# Training Model Examples

## K-Nearest neighbors

In [None]:
import numpy as np
from sklearn import neighbors
from sklearn import metrics


X = np.genfromtxt('data/X_train.txt', delimiter=None)
Y = np.genfromtxt('data/Y_train.txt', delimiter=None)

Xtr = X[:10000,:]
Ytr = Y[:10000]

Xval = X[10000:20000]
Yval = Y[10000:20000]

knnN = [1, 2, 3, 5, 10, 15, 20]
for n in knnN:
    knnClassifier = neighbors.KNeighborsClassifier(n_neighbors=n, weights="distance", n_jobs=-1)
    knnClassifier.fit(Xtr, Ytr)

    Yhat = knnClassifier.predict_proba(Xval)[:,1]
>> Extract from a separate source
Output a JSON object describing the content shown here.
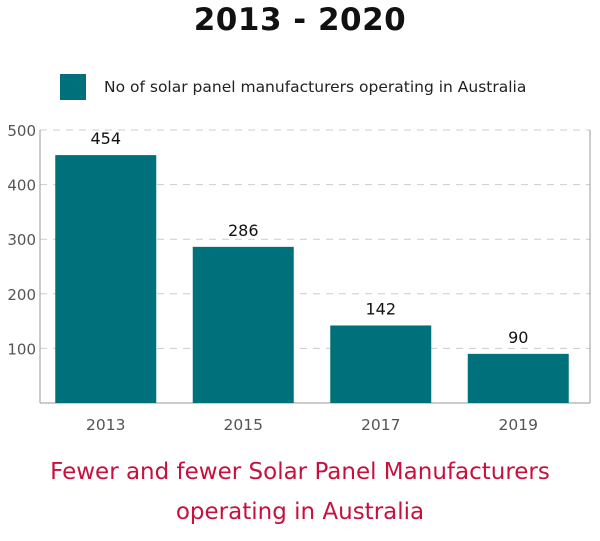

    print("ROC :" metrics.roc_auc_score(Yval, Yhat), "Training error: ", 1 - knnClassifier.score(Xtr, Ytr), "Validation error: ", 1 - knnClassifier.score(Xval, Yval))

## Random Forest

In [11]:
from sklearn import ensemble

rfc = ensemble.RandomForestClassifier(
    n_estimators=1000, min_samples_leaf=4, n_jobs=-1, oob_score=True)

rfc.fit(Xtr, Ytr)

rfcRoc = metrics.roc_auc_score(Yval, rfc.predict_proba(Xval)[:,1])
print(rfcRoc)

print("training error:", 1 - rfc.score(Xtr, Ytr))
print("validation error:", 1 - rfc.score(Xval, Yval))

training started
0.697231282355
training error: 0.0997
validation error: 0.3033


## Neural network

In [14]:
from sklearn import neural_network

mlpc = neural_network.MLPClassifier(hidden_layer_sizes=(100,))
mlpc.fit(Xtr, Ytr)
rfcRoc = metrics.roc_auc_score(Yval, mlpc.predict_proba(Xval)[:,1])
print(rfcRoc)

print("training error:", 1 - mlpc.score(Xtr, Ytr))
print("validation error:", 1 - mlpc.score(Xval, Yval))

0.568182252207
training error: 0.4626
validation error: 0.4713